3. Il résulte de ces dispositions qu'il appartient à l'autorité administrative saisie d'une demande de titre de séjour présentée par un ressortissant étranger en raison de son état de santé de se prononcer au vu de l'avis émis par un collège de médecins nommés par le directeur général de l'office français de l'immigration et de l'intégration (OFII). A défaut de production par le préfet des Yvelines de l'avis du collège de médecins de l'OFII du 6 mai 2021 visé dans l'arrêté contesté, il n'est pas possible de vérifier que cet avis a été émis dans les conditions définies par les dispositions citées au point précédent. Par suite, et sans qu'il soit besoin d'examiner les autres moyens de la requête, Mme C, qui doit être regardée comme ayant été privée d'une garantie lors de la procédure d'examen de sa demande de titre de séjour, est fondée à demander, pour ce motif, l'annulation de la décision portant refus de titre de séjour ainsi que, par voie de conséquence, de la décision l'obligeant à quitter le territoire français.
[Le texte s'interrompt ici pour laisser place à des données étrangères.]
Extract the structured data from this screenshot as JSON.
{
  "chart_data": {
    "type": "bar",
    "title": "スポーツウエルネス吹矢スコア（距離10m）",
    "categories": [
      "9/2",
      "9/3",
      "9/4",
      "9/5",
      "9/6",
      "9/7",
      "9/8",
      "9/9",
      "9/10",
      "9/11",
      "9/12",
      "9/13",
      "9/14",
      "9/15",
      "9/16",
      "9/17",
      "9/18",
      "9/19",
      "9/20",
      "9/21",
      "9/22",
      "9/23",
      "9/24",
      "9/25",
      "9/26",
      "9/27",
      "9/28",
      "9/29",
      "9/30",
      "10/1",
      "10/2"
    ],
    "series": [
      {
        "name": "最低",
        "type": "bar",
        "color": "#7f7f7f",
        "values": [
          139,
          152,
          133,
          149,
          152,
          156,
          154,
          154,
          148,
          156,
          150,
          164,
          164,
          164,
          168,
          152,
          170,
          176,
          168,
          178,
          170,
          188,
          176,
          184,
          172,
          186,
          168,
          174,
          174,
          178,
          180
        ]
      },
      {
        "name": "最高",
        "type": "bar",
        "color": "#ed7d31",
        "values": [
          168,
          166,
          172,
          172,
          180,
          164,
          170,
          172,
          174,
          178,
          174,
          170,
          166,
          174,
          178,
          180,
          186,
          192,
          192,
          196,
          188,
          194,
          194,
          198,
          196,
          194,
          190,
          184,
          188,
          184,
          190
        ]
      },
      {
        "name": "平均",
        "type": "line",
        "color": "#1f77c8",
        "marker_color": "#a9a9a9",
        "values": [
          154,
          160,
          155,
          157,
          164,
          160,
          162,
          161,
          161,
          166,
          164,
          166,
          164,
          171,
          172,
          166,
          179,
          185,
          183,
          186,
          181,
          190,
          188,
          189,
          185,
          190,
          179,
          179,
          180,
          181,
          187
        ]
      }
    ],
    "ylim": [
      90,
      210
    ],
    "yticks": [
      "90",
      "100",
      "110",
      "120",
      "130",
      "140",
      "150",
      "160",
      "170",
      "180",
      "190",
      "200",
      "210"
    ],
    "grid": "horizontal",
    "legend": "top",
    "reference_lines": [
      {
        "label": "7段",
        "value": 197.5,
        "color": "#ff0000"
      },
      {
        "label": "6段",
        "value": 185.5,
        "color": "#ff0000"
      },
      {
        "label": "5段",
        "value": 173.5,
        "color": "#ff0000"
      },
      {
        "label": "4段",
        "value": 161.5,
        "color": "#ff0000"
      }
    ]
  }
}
Sur les conclusions à fin d'injonction :

4. L'exécution du présent jugement, eu égard au motif d'annulation de l'arrêté du préfet des Yvelines, et en l'absence d'autre moyen invoqué propre à justifier en l'état du dossier la délivrance d'un titre de séjour à Mme C, n'implique pas nécessairement qu'il soit enjoint au préfet de délivrer un tel titre à l'intéressée. Il y a lieu, en revanche, ainsi que le demande la requérante à titre subsidiaire, d'enjoindre au préfet des Yvelines de réexaminer sa situation dans un délai de trois mois à compter de la notification du présent jugement en application de l'article L. 911-2 du code de justice administrative. Il n'y a pas lieu d'assortir cette injonction d'une astreinte.

Sur les frais liés au litige :

5. Il n'y a pas lieu, dans les circonstances de l'espèce, de faire droit aux conclusions de la requête présentées sur le fondement des dispositions combinées de l'article L. 761-1 du code de justice administrative et de l'article 37 de la loi du 10 juillet 1991 relative à l'aide juridique.

D E C I D E :

Article 1er : L'arrêté en date du 19 juillet 2021 par lequel le préfet des Yvelines a refusé de délivrer un titre de séjour à Mme C et lui a fait obligation de quitter le territoire français est annulé.

Article 2 : Il est enjoint au préfet des Yvelines de procéder au réexamen de la demande de titre de séjour de Mme C dans le délai de trois mois à compter de la notification du présent jugement.

Article 3 : Le surplus des conclusions de la requête est rejeté.

Article 4 : Le présent jugement sera notifié à Mme B C, à Me Sidi-Aissa et au préfet des Yvelines.

Délibéré après l'audience du 2 septembre 2022, à laquelle siégeaient :

Mme Rollet-Perraud, présidente,

Mme Fejérdy, première conseillère,

Mme Amar-Cid, première conseillère.

Rendu public par mise à disposition au greffe le 16 septembre 2022.

La rapporteure,

signé

J. A

La présidente,

signé

C. Rollet-Perraud

La greffière,

signé

K. Dupré

La République mande et ordonne au préfet des Yvelines en ce qui le concerne et à tous commissaires de justice à ce requis en ce qui concerne les voies de droit commun contre les parties privées, de pourvoir à l'exécution de la présente décision.